Diário de um pseudônimo (017) (2004/05/16)
Penfield Espinosa
16/05/2004
Hoje uma experiência cotidiana me fez pensar em algo místico da Bíblia -- dos Evangelhos, para ser preciso.
Por mais que pareça blasfemo, eu não tenho a intenção de sê-lo. Fica o leitor avisado.
A passagem bíblica é uma na qual Jesus Cristo, deslocando-se no meio de uma multidão, sente o toque de uma pessoa. Na verdade, uma mulher aparentemente hemofílica, toca as roupas de Jesus Cristo e é curada.
Jesus Cristo reclama então que alguém o tocou, e retirou dele uma graça. Os apóstolos, tão pé-no-chão como Sancho Pança, ficam incrédulos: como, no meio desse aperto, nessa multidão, você pode sentir o toque de alguém?
Jesus insiste e a mulher acaba se revelando. Jesus diz então o clássico: vai, filha, tua fé te salvou.
Este trecho mostra a diferença entre toques. Apesar de várias pessoas estarem tocando nele e em suas roupas, Jesus Cristo é capaz de perceber um toque de uma pessoa com mais fé.

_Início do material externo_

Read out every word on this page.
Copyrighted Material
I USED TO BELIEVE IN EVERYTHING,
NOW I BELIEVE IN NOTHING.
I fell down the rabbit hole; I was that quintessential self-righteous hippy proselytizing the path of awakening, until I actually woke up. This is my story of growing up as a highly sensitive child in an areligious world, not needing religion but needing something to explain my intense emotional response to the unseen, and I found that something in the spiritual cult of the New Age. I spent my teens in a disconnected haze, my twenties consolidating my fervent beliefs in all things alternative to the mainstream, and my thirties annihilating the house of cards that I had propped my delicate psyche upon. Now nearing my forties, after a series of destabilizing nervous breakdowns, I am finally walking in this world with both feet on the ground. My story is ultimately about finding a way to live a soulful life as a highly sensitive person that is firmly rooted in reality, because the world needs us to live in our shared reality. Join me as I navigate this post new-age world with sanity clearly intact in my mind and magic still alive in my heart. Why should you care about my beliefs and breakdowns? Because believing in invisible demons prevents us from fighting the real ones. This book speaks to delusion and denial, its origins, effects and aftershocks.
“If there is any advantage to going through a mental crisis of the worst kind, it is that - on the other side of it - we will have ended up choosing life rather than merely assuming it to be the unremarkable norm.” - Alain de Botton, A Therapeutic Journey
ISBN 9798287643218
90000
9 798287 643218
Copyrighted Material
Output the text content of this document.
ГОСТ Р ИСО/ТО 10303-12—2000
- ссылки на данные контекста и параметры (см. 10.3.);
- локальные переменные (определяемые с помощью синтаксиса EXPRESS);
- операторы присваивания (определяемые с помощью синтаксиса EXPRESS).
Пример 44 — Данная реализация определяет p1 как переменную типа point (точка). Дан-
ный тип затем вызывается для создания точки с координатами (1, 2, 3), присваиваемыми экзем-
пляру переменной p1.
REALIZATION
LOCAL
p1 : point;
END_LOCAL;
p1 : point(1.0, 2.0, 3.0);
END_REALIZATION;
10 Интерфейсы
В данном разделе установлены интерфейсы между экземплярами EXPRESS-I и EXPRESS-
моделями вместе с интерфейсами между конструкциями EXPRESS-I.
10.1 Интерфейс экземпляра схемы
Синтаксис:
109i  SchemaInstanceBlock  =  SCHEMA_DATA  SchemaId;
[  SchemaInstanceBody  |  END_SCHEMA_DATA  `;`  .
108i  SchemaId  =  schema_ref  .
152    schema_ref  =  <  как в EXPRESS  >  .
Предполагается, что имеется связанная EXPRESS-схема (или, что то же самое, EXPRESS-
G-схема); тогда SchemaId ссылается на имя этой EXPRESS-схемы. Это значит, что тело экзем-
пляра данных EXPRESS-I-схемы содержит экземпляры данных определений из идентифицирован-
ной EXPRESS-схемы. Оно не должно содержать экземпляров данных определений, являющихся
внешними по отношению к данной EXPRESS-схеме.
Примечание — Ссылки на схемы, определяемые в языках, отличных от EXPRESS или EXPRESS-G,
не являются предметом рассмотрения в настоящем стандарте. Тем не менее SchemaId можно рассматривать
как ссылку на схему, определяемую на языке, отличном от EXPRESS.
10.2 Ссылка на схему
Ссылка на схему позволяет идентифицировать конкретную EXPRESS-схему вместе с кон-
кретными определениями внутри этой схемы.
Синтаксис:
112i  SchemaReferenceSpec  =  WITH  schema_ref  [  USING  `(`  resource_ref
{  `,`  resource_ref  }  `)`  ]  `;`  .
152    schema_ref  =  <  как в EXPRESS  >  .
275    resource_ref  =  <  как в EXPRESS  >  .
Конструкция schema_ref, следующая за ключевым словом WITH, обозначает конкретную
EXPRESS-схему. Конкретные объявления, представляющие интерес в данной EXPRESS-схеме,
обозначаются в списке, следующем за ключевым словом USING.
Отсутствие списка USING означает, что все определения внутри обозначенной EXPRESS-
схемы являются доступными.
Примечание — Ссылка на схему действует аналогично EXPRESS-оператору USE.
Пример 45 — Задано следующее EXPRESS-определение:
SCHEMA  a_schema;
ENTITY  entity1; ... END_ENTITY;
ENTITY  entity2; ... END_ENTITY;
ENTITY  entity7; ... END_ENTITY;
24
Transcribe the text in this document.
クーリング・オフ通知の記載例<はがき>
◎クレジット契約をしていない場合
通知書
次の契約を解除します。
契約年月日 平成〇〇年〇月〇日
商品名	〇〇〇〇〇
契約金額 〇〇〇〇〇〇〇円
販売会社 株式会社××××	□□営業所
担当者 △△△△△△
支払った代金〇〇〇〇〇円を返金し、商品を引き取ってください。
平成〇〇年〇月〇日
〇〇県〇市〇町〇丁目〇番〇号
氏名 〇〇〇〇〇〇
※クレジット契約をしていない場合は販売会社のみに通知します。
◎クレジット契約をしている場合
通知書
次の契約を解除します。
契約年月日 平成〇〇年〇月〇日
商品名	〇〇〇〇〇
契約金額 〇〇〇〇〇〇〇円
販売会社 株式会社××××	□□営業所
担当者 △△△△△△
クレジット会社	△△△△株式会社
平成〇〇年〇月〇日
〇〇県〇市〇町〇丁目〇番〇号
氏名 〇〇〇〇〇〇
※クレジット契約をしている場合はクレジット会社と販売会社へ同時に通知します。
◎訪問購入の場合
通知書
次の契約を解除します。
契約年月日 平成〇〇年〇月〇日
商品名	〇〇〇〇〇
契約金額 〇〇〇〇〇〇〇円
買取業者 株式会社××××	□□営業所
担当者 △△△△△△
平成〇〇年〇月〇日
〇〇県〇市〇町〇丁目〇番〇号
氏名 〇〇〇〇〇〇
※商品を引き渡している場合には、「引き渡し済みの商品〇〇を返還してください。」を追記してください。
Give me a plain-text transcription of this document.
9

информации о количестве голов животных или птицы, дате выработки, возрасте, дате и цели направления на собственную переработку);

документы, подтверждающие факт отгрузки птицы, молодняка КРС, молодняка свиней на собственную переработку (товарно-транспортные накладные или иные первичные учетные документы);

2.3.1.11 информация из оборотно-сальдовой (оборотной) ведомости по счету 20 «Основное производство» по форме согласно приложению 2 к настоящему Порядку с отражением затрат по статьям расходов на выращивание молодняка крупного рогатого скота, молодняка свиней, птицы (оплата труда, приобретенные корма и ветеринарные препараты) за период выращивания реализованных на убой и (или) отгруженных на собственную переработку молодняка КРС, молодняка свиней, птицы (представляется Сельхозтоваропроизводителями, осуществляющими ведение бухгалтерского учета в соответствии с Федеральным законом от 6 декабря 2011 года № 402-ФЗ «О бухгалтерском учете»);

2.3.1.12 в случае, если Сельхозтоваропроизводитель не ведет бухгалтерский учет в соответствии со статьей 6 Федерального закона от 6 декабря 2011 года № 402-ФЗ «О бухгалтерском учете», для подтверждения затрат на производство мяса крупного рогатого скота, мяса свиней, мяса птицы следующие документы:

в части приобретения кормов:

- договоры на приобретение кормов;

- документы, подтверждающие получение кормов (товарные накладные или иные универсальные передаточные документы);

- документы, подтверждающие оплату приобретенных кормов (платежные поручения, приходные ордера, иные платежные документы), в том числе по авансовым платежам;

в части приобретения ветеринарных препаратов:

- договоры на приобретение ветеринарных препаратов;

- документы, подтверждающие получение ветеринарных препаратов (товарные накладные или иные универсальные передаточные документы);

Muito mais modesta e moderadamente, posso citar o episódio que ocorreu comigo ontem.
Um amigo vai casar na igreja e me convidou para ser padrinho. Uma das madrinhas é minha amiga há algum tempo e decidimos parecer um casal sobre o altar ao lado dos noivos. Para isso -- ela é atenta a elegância, etiqueta, moda -- vamos nos apresentar em roupas que combinem.
Ela já tem seu vestido social elegante, mas eu não tenho o terno que combine com ele.
Para comprá-lo, pedi a ajuda dela, que então chamou seu pai e sua mãe, mais experientes em moda tradicional para casamentos.
Cheguei ao shopping e à loja onde iria comprar o terno no horário combinado, mas eles não -- depois dizem que os baianos se atrasam etc.
Para ganhar tempo, deixei avisado no caixa que estaria provando roupas, e fui provar vários ternos que a vendedora me ajudou a pré-selecionar. A vendedora, gentil mas distante, levou esses ternos para o vestiário e depois de cada prova dizia algo protocolar: ficou bonito, caiu bem, esse ficou melhor do que o anterior...
Para que o terno ficasse melhor vestido, ela me aplicava toques absolutamente frios -- eu me sentia como um objeto, um manequim sob as mãos objetais da vendedora.
Alguns minutos depois, chegaram minha amiga e seus pais. Foram até o vestiário me procurar e fizeram vários gracejos amistosos.
Neste ponto, a experiência quase blasfema: parecia que o toque da vendeuse sobre as roupas tinha se alterado: em vez do toque frio, ausente, objetal, sentia um outro toque, muito mais afetuoso, amistoso.
Sendo ela bonita e eu imodesto, cri ver algo de sensual e erógeno no toque dela.
No entanto, não houve nenhuma variação objetiva: nem ela passou as mãos em partes onde não houvesse passado antes, nem seu toque foi mais forte ou prolongado.
Mistérios do toque, da troca de energia e da sensibilidade imaginosa.